6. (…) bem como um processo-crime que correu termos no Ministério Público da Comarca de Vila Real – Procuradoria do Juízo Local de Alijó, sob o n.º 107/16.2T9ALJ, que culminou em arquivamento, através de dois despachos, datados, respetivamente, de 2016/12/19 e de 2017/05/04, resultando do teor do primeiro, no que ao caso releva, o seguinte: “(…) no presente caso, tal atitude do arguido apenas revela um projectado crime de ofensa à integridade física mas que o arguido, por vontade própria, decidiu não praticar, razão pela qual o mesmo não é punível.
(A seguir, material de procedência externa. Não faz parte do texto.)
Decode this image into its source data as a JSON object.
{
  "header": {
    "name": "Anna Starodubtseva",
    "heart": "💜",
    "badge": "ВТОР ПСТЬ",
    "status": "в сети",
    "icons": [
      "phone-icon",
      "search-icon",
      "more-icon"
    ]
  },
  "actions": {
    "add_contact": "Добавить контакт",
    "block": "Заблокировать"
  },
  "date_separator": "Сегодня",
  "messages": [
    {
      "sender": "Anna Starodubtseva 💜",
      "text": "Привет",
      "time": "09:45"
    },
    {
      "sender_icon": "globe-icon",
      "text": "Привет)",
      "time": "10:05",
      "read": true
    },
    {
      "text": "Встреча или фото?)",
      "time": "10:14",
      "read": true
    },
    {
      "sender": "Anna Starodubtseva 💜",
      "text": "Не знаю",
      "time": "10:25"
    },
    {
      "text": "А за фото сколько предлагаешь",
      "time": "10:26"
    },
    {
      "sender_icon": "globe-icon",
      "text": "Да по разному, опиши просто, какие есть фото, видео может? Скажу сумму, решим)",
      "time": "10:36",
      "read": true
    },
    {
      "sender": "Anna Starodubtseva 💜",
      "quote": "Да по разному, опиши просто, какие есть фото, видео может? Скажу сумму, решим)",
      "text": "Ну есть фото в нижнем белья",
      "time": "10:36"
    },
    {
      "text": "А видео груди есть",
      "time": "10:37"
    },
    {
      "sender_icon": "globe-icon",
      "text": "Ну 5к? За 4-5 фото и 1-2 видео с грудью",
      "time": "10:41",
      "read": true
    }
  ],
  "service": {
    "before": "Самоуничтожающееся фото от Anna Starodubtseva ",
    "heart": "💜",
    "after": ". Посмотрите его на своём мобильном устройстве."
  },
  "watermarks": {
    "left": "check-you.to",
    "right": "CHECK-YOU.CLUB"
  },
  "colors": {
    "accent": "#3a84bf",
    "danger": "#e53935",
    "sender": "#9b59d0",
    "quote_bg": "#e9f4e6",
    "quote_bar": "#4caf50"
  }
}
Assim, em face do exposto, consideramos que os comportamentos praticados pelo arguido apenas são susceptíveis, como foram, de consubstanciar a prática de infracção disciplinar e, eventualmente, de o fazer incorrer em responsabilidade civil por violação de direitos de personalidade (…) tal como acima se referiu a propósito de algumas das expressões que o arguido dirigiu à Assistente, também aqui consideramos que tal conduta não tem relevo penal, não passando de uma expressão de falta de civismo, grosseria e mesmo falta de educação, não tendo aptidão para ofender a honra da assistente (…)”.
7. Aquando da instauração dos processos disciplinar e criminal referidos nos pontos 5 e 6 supra, no âmbito do qual foi constituído como arguido, o Autor sentiu-se envergonhado.
8. Começou a ser posto de parte por alguns colegas, sentiu-se discriminado e injustiçado e em consequência de todo o exposto, sofreu um forte abalo psicológico que o obrigou a recorrer a acompanhamento psicológico e a uma baixa médica.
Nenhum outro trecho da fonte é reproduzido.